A Washington state Democrat called out her party and Vice President Kamala Harris after the election loss to President-elect Donald Trump.

U.S. Rep. Marie Gluesenkamp Perez managed to hold on to her seat in her own critical re-election bid this week despite running in a district made up of Trump-supporting counties. But her more purportedly moderate views paid off and she offered her thoughts on the national race in an interview with the New York Times.

Gluesenkamp Perez revealed she had only “had one interaction with Harris, at her Naval Observatory Christmas party.”

“When Harris first came out, I was open to talking with her. I know she called a lot of my colleagues; she never called me,” she explained.

“I’m not super comfortable at that kind of thing,” Gluesenkamp Perez said of the Christmas party.

“I’d had a couple of beers, and I noticed that almost all of the garlands were plastic. My district grows a hell of a lot of Christmas trees,” she recalled. “I was strong-armed into taking a picture. I said, ‘Madam Vice President, we grow those where I live.’ She just walked away from me. There was kind of an eye roll, maybe. My thinking was, it does matter to people where I live. It’s the respect, the cultural regard for farmers. I didn’t feel like she understood what I was trying to say.”

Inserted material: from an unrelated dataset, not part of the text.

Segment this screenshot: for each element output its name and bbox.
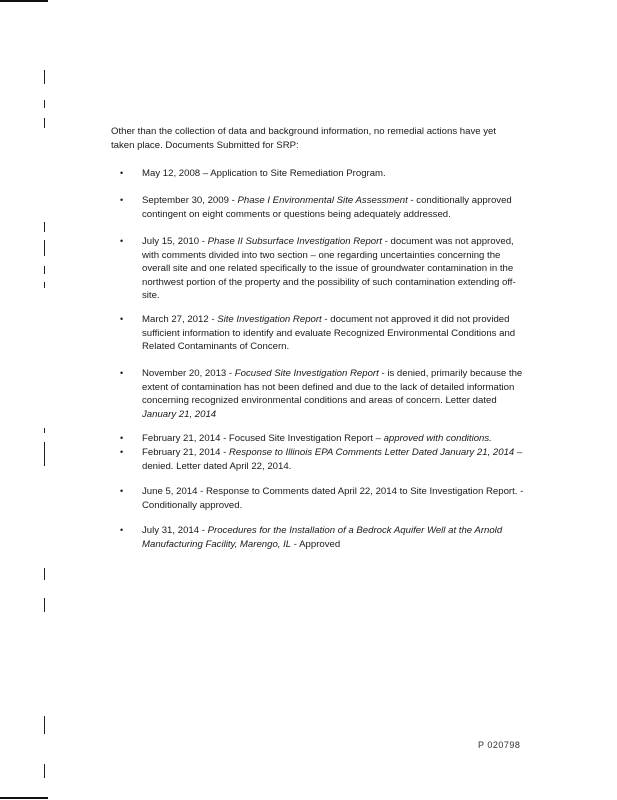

She reflected on how the Democratic Party has not shown a general respect for the concerns of voters.

“I was talking to a woman who runs one of the largest labor and delivery wards. She said 40 percent of the babies there have at least one parent addicted to fentanyl. What is empathetic — to tell them that’s their problem, or to take border security seriously?” she wondered in her interview with the Times. “People are putting their groceries on their credit card. No one is listening to anything else you say if you try to talk them out of their lived experiences with data points from some economists.”

The congresswoman was asked if “the Democratic Party will be forced to change after this crushing election cycle.”

“It’s a lot easier to look outward, to blame and demonize other people, instead of looking in the mirror and seeing what we can do. It is not fun to feel accountability. It requires a mental flexibility that’s painful,” she replied. “So who knows?”

Evidently, Gluesenkamp Perez’s break with Democrats on the issues has not been a popular stance with the establsihment.

“In an effort to distance herself from potentially polarizing issues, Gluesenkamp Perez did not endorse Vice President Kamala Harris or other Democrats in Southwest Washington,” Oregon Public Broadcasting reported. “At the federal level, she sometimes split with her party, voting against student debt forgiveness and showing support for Israel. While those votes frustrated some Democrats, it showed her independence.”

The congresswoman’s take on meeting Harris met mixed reactions on social  media though CNN political commentator David Axelrod referred to her as “a red district survivor.”